BalconyFYes: -6.99 “Given the values of other explanatory variables, then apartments with Balconies have a lower price by 6.99 EUR on average compared to aparments without Balconies.” The p-value is very high ( p-value = 0.91) indicating this is not a statistically significant effect.

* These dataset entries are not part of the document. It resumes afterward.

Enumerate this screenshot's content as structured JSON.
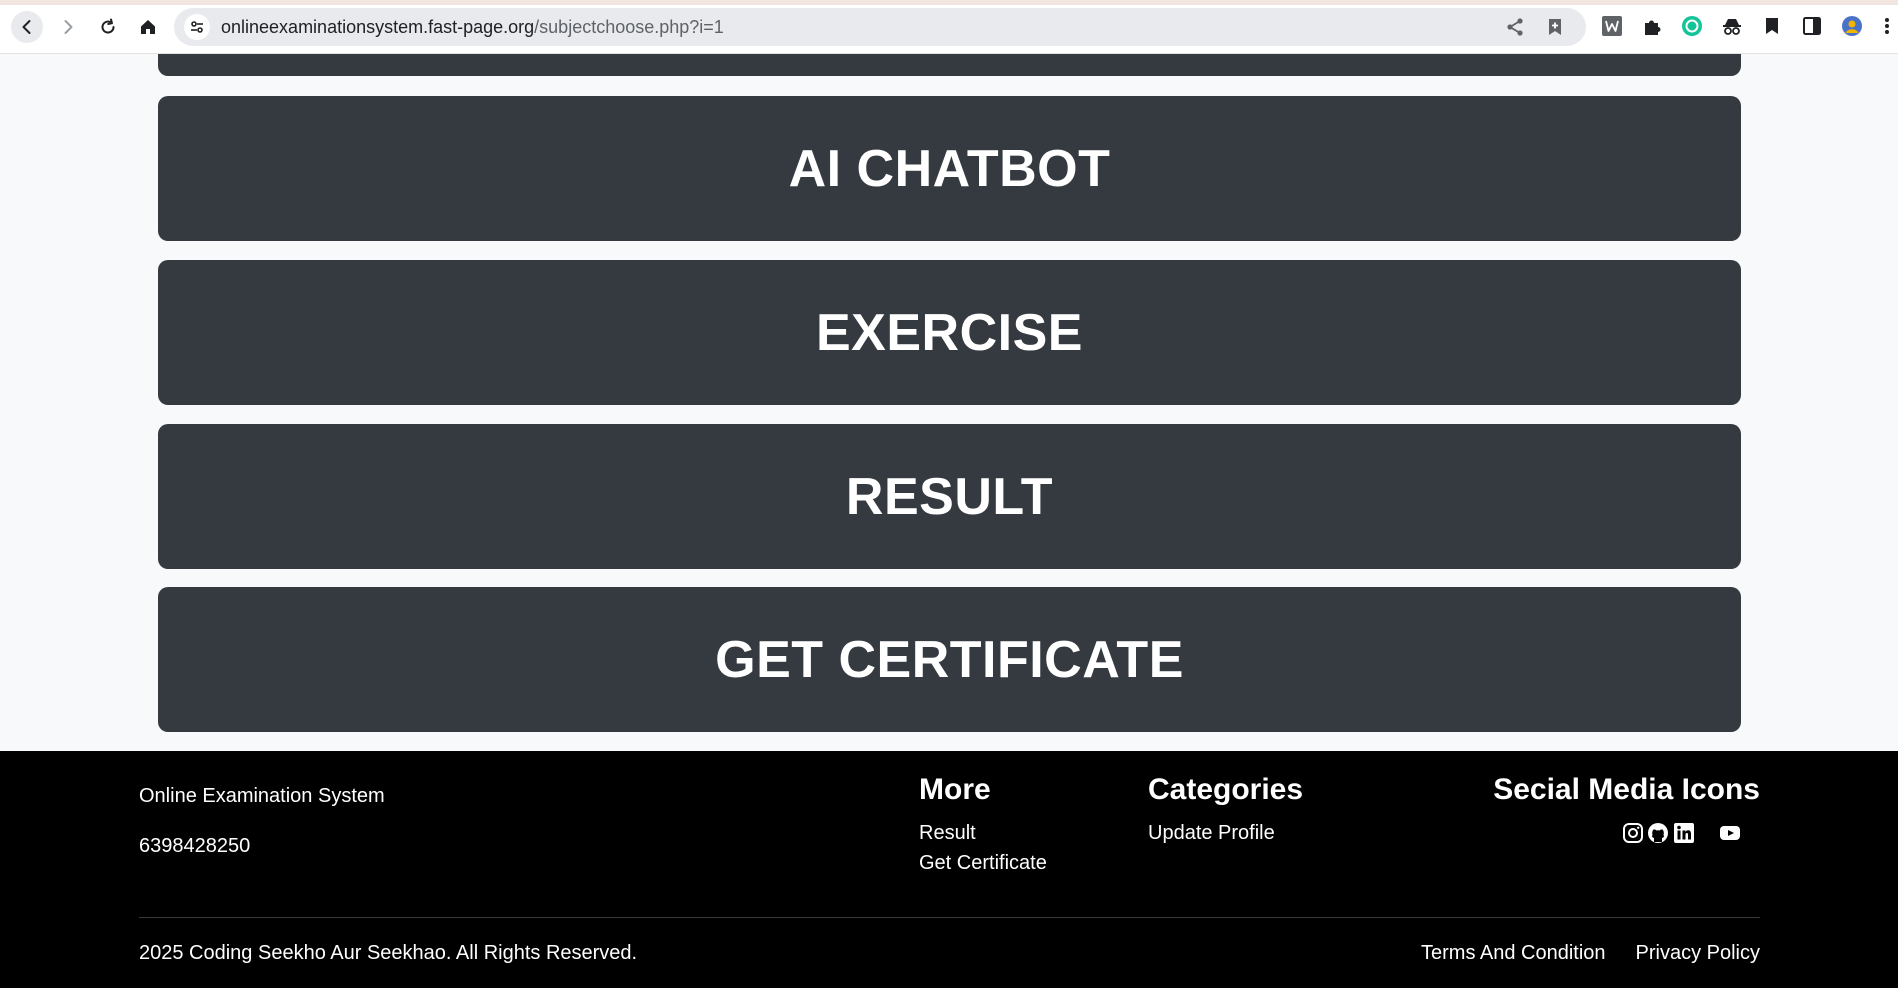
{
  "browser": {
    "url_host": "onlineexaminationsystem.fast-page.org",
    "url_path": "/subjectchoose.php?i=1"
  },
  "menu": {
    "items": [
      {
        "label": "AI CHATBOT"
      },
      {
        "label": "EXERCISE"
      },
      {
        "label": "RESULT"
      },
      {
        "label": "GET CERTIFICATE"
      }
    ]
  },
  "footer": {
    "site_name": "Online Examination System",
    "phone": "6398428250",
    "more": {
      "heading": "More",
      "links": [
        "Result",
        "Get Certificate"
      ]
    },
    "categories": {
      "heading": "Categories",
      "links": [
        "Update Profile"
      ]
    },
    "social": {
      "heading": "Secial Media Icons",
      "icons": [
        "instagram-icon",
        "github-icon",
        "linkedin-icon",
        "youtube-icon"
      ]
    },
    "copyright": "2025 Coding Seekho Aur Seekhao. All Rights Reserved.",
    "terms": "Terms And Condition",
    "privacy": "Privacy Policy"
  },
  "colors": {
    "card_bg": "#343a40",
    "page_bg": "#f8f9fa",
    "footer_bg": "#000000"
  }
}
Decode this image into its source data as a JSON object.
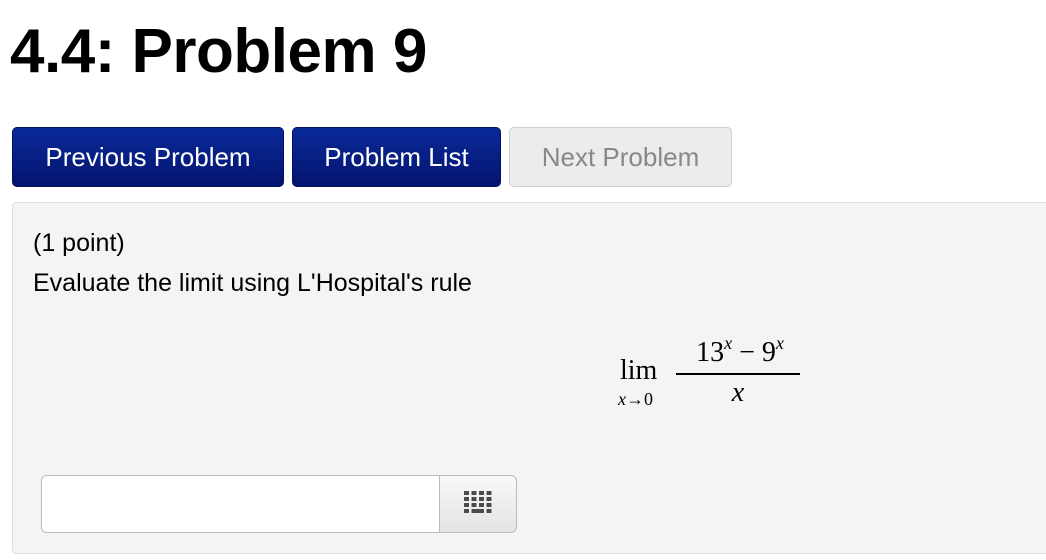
{
  "page_title": "4.4: Problem 9",
  "nav": {
    "previous_label": "Previous Problem",
    "list_label": "Problem List",
    "next_label": "Next Problem",
    "next_disabled": true
  },
  "problem": {
    "points": "(1 point)",
    "prompt": "Evaluate the limit using L'Hospital's rule",
    "math": {
      "lim": "lim",
      "lim_var": "x",
      "lim_arrow": "→",
      "lim_target": "0",
      "num_base1": "13",
      "num_exp1": "x",
      "num_op": " − ",
      "num_base2": "9",
      "num_exp2": "x",
      "denominator": "x"
    }
  },
  "answer": {
    "value": "",
    "placeholder": "",
    "keypad_icon": "keypad-icon"
  },
  "colors": {
    "primary_button": "#0a2a9a",
    "disabled_button": "#ececec",
    "problem_background": "#f4f4f4"
  }
}
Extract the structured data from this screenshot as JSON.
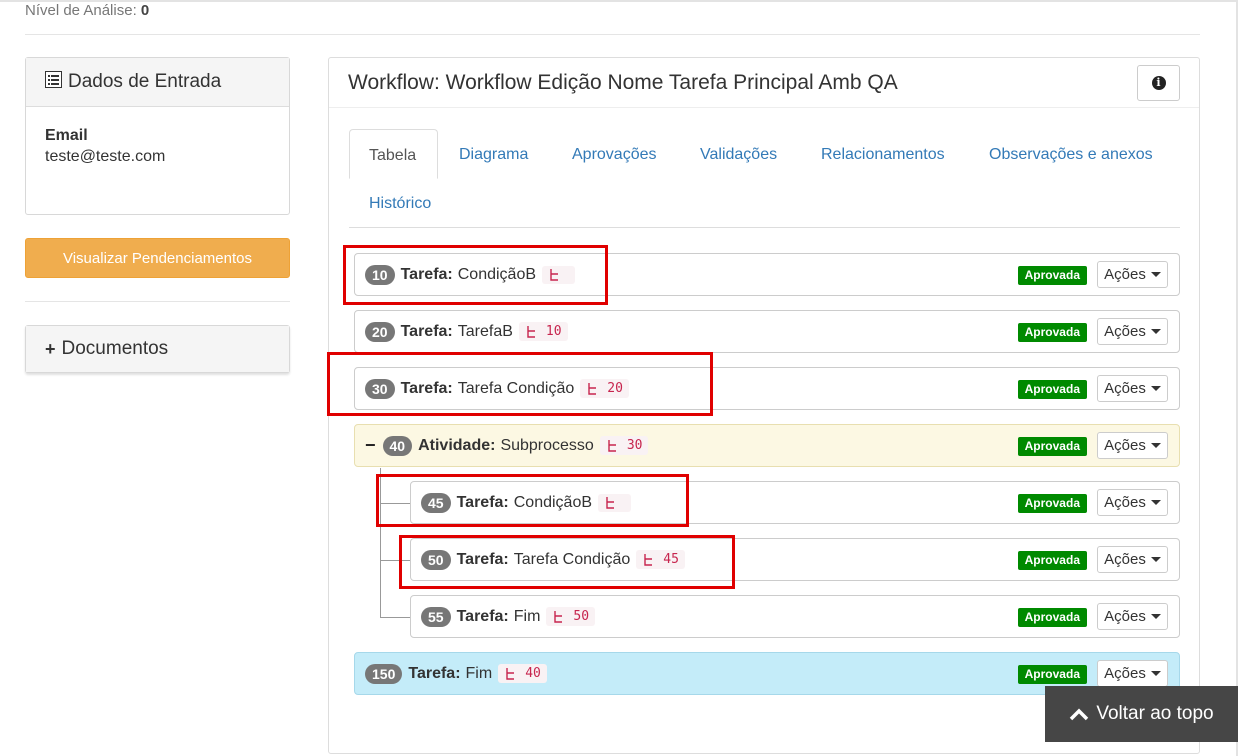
{
  "nivel": {
    "label": "Nível de Análise:",
    "value": "0"
  },
  "dados_entrada": {
    "title": "Dados de Entrada",
    "field_label": "Email",
    "field_value": "teste@teste.com"
  },
  "pendencias_button": "Visualizar Pendenciamentos",
  "documentos": {
    "title": "Documentos",
    "toggle": "+"
  },
  "workflow": {
    "title": "Workflow: Workflow Edição Nome Tarefa Principal Amb QA",
    "tabs": [
      "Tabela",
      "Diagrama",
      "Aprovações",
      "Validações",
      "Relacionamentos",
      "Observações e anexos",
      "Histórico"
    ],
    "active_tab": "Tabela",
    "status_text": "Aprovada",
    "actions_label": "Ações",
    "rows": [
      {
        "num": "10",
        "kind": "Tarefa:",
        "name": "CondiçãoB",
        "dep": "",
        "highlighted": true
      },
      {
        "num": "20",
        "kind": "Tarefa:",
        "name": "TarefaB",
        "dep": "10",
        "highlighted": false
      },
      {
        "num": "30",
        "kind": "Tarefa:",
        "name": "Tarefa Condição",
        "dep": "20",
        "highlighted": true
      },
      {
        "num": "40",
        "kind": "Atividade:",
        "name": "Subprocesso",
        "dep": "30",
        "toggle": "−",
        "highlighted": false
      },
      {
        "num": "45",
        "kind": "Tarefa:",
        "name": "CondiçãoB",
        "dep": "",
        "highlighted": true
      },
      {
        "num": "50",
        "kind": "Tarefa:",
        "name": "Tarefa Condição",
        "dep": "45",
        "highlighted": true
      },
      {
        "num": "55",
        "kind": "Tarefa:",
        "name": "Fim",
        "dep": "50",
        "highlighted": false
      },
      {
        "num": "150",
        "kind": "Tarefa:",
        "name": "Fim",
        "dep": "40",
        "highlighted": false
      }
    ]
  },
  "voltar_topo": "Voltar ao topo",
  "colors": {
    "warning": "#f0ad4e",
    "approved": "#008a00",
    "subprocess_bg": "#fcf8e3",
    "final_bg": "#c4ecf9",
    "highlight": "#e00000",
    "link": "#337ab7"
  },
  "icons": [
    "list-alt-icon",
    "info-circle-icon",
    "sitemap-icon",
    "caret-down-icon",
    "chevron-up-icon"
  ]
}
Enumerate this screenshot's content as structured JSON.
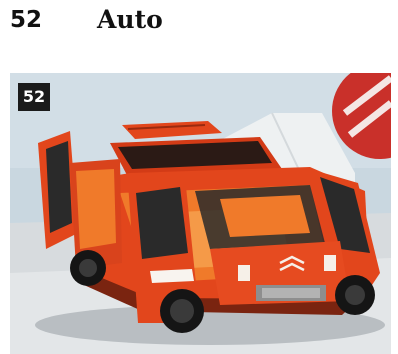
{
  "header": {
    "page_number": "52",
    "section": "Auto"
  },
  "photo": {
    "badge": "52",
    "alt_subject": "car-photo",
    "colors": {
      "body": "#e2461c",
      "wall": "#c9d7e0",
      "floor": "#d9dde0",
      "interior": "#f07a2a",
      "glass": "#2a2a2a"
    }
  }
}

Test of Significance of Regression: H0: p^2 = 0 H1: p^2 > 0
Since the p-value of the the F-statistic is very small (1.449e-12) and less than 0.05. We reject the null hypothesis at reject p < 0.001. By rejecting the null we know that the model is statistically significant, and at least one of the predictor variables has a statistically significant relationship with Price.
apartments <- apartments %>%
mutate(ID = row_number())
apartments$Fitted <- fitted.values(fit3)
apartments$Residuals <- residuals(fit3)
head(apartments[colnames(apartments) %in% c("ID", "Price","Fitted","Residuals")])
## # A tibble: 6 × 4
## Price ID Fitted Residuals
## <dbl> <int> <dbl> <dbl>
## 1 1640 1 1707. -66.8
## 2 2800 2 2377. 423.
## 3 1660 3 1714. -53.8
## 4 1850 4 1534. 316.
## 5 1640 5 2009. -369.
## 6 1770 6 1896. -126.
ID2 is the second on the list and shows that the actual price of ID2 is 422.96 EUR higher than the price that my model predicted in the fit3 model.